Tuesday 14 October 2003

Why Sharon is dangerous

The reason I keep bleating on about Sharon and his psycho Israeli government is simple, if you saw that a neighbouring house was on fire, wouldn't you try to warn everyone and put it out before it burned your own house down? The middle east is not just "over there" if we're not careful it'll end up embedded sixteen inches up our own arseholes!

Why? Because he doesn't even try to keep his promise of peace, and has made his promise of security worthless. Because he is a bloody adventurer who scoffs at dangers, even if you pay the price. Because this week he revived the incitement against the left over a memorandum of understanding that was drafted together with senior Palestinian figures. Because the moves of an especially skilled tactician are especially dangerous.

Plenty of familiar reasons for Sharon being a political ticking bomb spring immediately to mind. Here are several more that occur upon second, and third, thought.

* They believe him: The incredible and dangerous thing is that despite everything, most Israelis still believe him and believe in him. Sharon has honed the art of political deception to such precision that its victims become passive, and even satisfied, observers. This is the Sharon paradox: The situation under his leadership is so terrible that the majority, which yearns for some illusion of an achievement, prefers not to believe that the situation is as abominable as it is.

* The success of failure: This is why Sharon is still able to plant the empty hope that things will get better - if you'll all just wait a little bit, and then some more. Under normal circumstances, this tactic would collapse after three years of such dissonance between hope and despair. But Sharon is very dangerous because of his tremendous ability to get the public, ordinarily known for its cranky skepticism, to suspend its disbelief in direct proportion to the gravity of the national predicament. Paradox number two promises to keep the Sharon danger alive: As the country's plight worsens, Israelis' dependence on a "strongman" who will rescue them from their troubles grows in equal measure - even if the purported savior is largely responsible for getting them into the mess in the first place. Sharon deserves a Nobel Prize for his discovery of "The Success of Failure."

* He has a sense of humor: The aforementioned contradiction also has a comic effect, as if directed by Eli Yatzpan. Abba Eban used to say that Israel is not a banana republic, but a republic that slips on bananas. Sharon manages to make his repeated banana-slipping amusing, while you just keep bruising your backside. He knows how to giggle just like Yatzpan, how to be as amiable as blooper impresario Yigal Shilon. He's even shed his tic. When a dangerous leader also has a sense of humor, it's time to put on the flak jackets.

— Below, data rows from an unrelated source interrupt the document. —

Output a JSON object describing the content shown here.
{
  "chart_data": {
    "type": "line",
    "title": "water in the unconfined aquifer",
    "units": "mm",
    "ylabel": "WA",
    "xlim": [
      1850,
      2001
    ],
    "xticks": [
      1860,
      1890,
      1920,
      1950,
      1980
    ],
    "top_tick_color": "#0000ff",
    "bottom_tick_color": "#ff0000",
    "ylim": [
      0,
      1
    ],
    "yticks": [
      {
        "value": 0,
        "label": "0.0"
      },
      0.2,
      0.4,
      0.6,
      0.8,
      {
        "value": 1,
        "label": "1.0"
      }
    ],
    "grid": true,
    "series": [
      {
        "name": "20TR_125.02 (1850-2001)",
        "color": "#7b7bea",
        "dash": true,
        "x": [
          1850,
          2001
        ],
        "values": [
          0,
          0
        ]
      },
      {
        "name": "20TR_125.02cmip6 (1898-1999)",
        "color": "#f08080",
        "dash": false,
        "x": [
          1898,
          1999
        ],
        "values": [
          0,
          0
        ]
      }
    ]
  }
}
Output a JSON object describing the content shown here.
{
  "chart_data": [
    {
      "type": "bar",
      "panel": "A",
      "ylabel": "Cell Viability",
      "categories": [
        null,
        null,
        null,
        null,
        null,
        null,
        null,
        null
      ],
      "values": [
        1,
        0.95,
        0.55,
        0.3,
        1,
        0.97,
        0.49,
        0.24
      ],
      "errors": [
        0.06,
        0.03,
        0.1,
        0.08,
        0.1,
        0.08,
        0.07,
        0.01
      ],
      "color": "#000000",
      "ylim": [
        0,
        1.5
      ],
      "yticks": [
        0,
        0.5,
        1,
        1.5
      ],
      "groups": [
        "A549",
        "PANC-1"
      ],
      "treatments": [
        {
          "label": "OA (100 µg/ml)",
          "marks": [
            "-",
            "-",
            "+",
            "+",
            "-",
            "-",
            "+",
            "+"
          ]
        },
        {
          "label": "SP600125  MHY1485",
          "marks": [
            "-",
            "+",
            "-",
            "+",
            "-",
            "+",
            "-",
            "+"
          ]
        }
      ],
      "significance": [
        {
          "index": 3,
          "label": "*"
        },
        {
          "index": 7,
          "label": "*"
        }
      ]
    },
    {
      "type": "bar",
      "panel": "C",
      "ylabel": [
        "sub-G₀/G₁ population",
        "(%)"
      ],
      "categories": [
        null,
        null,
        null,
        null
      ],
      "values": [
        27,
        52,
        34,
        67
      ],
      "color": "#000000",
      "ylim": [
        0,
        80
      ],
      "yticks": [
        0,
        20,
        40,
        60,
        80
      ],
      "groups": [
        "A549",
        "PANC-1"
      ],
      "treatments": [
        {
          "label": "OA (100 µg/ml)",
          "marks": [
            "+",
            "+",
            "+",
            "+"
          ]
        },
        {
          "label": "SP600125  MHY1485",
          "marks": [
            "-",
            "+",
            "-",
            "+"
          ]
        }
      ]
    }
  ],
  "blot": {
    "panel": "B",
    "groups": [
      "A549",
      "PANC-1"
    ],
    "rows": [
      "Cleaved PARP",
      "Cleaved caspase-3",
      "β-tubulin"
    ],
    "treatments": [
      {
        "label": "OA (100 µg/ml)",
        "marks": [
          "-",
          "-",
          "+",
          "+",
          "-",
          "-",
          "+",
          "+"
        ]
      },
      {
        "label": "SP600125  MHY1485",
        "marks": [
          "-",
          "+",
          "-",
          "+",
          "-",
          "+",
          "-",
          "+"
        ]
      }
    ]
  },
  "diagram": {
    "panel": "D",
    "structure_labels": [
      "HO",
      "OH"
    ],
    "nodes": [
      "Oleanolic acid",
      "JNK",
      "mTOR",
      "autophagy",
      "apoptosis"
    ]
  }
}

* The enemy as collaborator: Another dangerous leader who has lost his quiver, Yasser Arafat, is actually an important ally along Sharon's twisted road. From Lebanon until today, Arik has been pursuing Yasser like Sherlock Holmes on the trail of Moriarty. But there is cause to suspect that he is not really interested in Arafat's elimination. If his legendary rival were gone, Sharon would have to invent a new one.